Помощь пришла совершенно неожиданно в лице мрачного черноволосого парня с садовой лопатой. Среди выворотней не бывало настоящей дружбы, самое большее, они могли приятельствовать. И только Донат, сын тетки Дзиты, неожиданно привязался к единственному существу, от которого видел доброе обращение, - к Мэсси. Авий ехидничал, что ни один пес еще не был так предан хозяину**, и всегда добавлял - знал он одного такого, так тот в итоге все же переметнулся! В ярости была и Дзита, которая ненавидела Ихазель с тем неиссякаемым пылом, с каким женщины добродетельные ненавидят женщин оступившихся. Теперь она все бы отдала, чтобы иметь на сына влияние, но Донат и слышать ее не желал.

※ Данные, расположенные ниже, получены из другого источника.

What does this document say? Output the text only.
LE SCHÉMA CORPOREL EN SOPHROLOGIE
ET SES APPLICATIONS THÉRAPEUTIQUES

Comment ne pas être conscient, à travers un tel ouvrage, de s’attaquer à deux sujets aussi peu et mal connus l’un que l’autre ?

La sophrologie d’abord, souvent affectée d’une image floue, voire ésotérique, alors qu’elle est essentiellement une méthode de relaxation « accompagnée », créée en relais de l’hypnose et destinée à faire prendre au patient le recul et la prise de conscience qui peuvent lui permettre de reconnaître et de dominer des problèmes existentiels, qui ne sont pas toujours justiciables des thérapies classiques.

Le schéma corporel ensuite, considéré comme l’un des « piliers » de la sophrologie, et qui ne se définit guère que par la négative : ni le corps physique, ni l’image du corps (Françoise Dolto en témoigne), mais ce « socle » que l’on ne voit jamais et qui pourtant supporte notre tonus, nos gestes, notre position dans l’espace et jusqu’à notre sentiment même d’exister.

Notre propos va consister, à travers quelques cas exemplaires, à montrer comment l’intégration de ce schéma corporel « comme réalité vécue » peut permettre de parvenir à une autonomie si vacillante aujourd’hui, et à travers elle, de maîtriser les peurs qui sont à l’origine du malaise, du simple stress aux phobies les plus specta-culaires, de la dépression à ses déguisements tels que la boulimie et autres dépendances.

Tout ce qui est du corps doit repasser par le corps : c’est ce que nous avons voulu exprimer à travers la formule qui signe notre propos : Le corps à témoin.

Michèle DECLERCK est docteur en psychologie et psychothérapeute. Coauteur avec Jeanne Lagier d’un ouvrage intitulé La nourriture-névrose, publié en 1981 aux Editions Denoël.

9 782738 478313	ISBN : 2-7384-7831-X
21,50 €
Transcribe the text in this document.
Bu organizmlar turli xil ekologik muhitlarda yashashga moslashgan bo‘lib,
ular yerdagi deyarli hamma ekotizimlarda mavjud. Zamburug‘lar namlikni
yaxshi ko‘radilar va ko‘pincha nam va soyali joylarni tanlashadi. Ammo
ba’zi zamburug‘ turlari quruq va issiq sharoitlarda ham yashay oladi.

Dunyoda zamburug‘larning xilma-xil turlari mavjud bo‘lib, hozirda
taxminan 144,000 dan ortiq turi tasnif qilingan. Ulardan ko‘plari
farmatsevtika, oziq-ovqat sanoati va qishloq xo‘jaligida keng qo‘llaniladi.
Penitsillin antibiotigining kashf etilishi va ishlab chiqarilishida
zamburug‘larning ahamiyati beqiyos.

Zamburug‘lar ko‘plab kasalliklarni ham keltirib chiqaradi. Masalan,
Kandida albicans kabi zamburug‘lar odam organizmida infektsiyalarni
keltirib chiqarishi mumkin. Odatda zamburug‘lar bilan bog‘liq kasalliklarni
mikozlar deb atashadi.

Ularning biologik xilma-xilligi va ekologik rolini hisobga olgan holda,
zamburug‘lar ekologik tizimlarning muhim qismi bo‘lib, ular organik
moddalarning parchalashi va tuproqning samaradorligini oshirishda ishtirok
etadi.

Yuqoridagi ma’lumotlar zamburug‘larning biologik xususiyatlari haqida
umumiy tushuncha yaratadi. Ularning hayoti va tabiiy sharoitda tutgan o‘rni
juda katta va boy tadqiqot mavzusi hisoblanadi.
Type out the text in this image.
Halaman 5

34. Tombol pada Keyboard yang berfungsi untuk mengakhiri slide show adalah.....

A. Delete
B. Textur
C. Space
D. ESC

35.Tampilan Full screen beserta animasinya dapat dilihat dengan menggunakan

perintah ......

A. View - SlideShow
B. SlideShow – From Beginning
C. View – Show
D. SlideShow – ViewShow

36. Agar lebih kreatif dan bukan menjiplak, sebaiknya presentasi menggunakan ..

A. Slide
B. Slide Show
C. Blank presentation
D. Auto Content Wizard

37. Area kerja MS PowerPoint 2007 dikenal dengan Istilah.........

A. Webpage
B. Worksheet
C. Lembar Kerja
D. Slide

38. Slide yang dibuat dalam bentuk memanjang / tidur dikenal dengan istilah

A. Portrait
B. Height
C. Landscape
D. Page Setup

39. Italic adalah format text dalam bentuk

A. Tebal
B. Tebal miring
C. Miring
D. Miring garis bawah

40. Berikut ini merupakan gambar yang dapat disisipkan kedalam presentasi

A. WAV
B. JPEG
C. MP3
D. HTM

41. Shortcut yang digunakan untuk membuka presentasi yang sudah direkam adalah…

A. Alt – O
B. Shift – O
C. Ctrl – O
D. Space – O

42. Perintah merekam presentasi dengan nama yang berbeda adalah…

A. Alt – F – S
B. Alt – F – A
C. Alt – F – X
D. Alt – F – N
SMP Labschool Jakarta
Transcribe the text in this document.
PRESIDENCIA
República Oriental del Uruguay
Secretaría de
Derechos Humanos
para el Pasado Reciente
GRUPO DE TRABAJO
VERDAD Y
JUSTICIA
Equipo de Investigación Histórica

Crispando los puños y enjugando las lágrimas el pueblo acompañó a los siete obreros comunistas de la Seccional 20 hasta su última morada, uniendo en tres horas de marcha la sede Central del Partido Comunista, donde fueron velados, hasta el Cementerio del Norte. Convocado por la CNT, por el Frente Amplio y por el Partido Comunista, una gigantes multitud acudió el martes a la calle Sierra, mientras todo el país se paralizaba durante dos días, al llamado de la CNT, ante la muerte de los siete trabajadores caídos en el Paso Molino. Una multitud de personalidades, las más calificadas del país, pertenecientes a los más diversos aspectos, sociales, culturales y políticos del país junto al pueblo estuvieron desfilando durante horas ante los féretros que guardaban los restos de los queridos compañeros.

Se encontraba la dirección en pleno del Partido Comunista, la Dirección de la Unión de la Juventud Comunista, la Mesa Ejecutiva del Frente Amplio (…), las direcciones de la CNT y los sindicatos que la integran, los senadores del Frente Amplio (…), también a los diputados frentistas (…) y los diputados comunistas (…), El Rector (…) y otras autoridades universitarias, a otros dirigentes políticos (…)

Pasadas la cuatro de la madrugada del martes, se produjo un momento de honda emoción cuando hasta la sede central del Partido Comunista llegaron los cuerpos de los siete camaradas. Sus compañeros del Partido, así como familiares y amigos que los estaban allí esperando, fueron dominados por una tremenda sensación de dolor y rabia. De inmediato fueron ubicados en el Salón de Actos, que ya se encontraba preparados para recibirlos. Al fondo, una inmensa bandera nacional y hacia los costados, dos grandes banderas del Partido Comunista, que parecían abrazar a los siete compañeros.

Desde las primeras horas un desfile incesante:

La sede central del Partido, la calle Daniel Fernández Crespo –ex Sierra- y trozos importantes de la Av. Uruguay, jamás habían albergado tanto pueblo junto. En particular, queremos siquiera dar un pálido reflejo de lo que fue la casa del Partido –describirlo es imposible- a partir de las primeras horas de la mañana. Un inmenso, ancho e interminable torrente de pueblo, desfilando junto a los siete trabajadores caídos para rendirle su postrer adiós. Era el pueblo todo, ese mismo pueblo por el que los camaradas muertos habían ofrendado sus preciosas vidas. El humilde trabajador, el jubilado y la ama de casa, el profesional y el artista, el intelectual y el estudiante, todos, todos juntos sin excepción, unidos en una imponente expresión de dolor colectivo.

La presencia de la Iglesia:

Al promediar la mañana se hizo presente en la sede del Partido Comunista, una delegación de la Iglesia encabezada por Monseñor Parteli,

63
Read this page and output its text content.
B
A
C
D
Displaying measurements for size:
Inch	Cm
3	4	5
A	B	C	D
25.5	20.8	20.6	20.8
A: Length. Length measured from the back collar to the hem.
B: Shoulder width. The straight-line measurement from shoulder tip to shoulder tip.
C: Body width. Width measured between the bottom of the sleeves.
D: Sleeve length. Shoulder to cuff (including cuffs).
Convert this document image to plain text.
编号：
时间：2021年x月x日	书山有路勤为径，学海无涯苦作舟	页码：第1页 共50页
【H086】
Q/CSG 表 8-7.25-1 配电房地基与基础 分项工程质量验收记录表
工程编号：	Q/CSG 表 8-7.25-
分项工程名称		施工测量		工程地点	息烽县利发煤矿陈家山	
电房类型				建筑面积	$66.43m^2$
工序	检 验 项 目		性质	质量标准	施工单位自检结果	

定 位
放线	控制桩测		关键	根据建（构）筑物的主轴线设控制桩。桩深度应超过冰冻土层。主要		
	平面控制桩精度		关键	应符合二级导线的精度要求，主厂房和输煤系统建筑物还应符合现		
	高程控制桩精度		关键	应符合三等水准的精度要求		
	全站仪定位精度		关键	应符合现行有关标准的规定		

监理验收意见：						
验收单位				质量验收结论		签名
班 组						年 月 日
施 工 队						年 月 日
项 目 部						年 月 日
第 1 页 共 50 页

- Донат, - прошептал Мэсси, разгибаясь.

Он еще не осознал полностью случившегося, до конца не поверив в то, что мать умерла. Начиная копать, он еще думал о ней, как о живой. Увидев Доната, он вдруг осознал - приятель пришел хоть так выразить сочувствие. Это потому, что мать умерла… Марела тоже умерла несколько дней назад, и рыдающая Хонорат повторяла: “Так для нее лучше”. Будет ли так лучше для Ихазели, хоть она тоже была несчастна?

Донат встал рядом и воткнул лопату в землю. Верхний слой уже прогрелся и высох, но от более глубоких влажных пластов шел душный пар.

- Откуда ты узнал?

- Болтали, - буркнул Донат, не отрываясь от работы.

- Тебе разрешили?

- Нет, - он отбросил в сторону несколько тяжелых рассыпчатых комьев. - Сегодня сказали, что после грозы меня отправят в Гранитные ходы - меня и еще нескольких наших.

- Гранитные ходы! - Мэсси в ужасе отшатнулся.

Для выворотня эти слова значили верную смерть. Иногда шерны выпускали своих преданных слуг против поселенцев через тайные коридоры в толще скал, прорубленные в незапамятные времена. Выходы открывались наружу, но не внутрь - и оказавшиеся за пределами горных городов выворотни были обречены. Они вступали в сражения с людьми, и иногда одерживали временные победы, но, не имея крыльев и возможности вернуться под защиту скал, в итоге рано или поздно гибли от рук поселенцев. Если повезет - гибли быстро. Протестовать доселе не осмеливался никто.

- Послушай, - Мэсси схватил было Доната за рукав, но тот оттолкнул его и продолжил копать с каким-то остервенением. - Может, тебе не стоит мне помогать, это примут за ослушание, а если ты вернешься к остальным, все обойдется?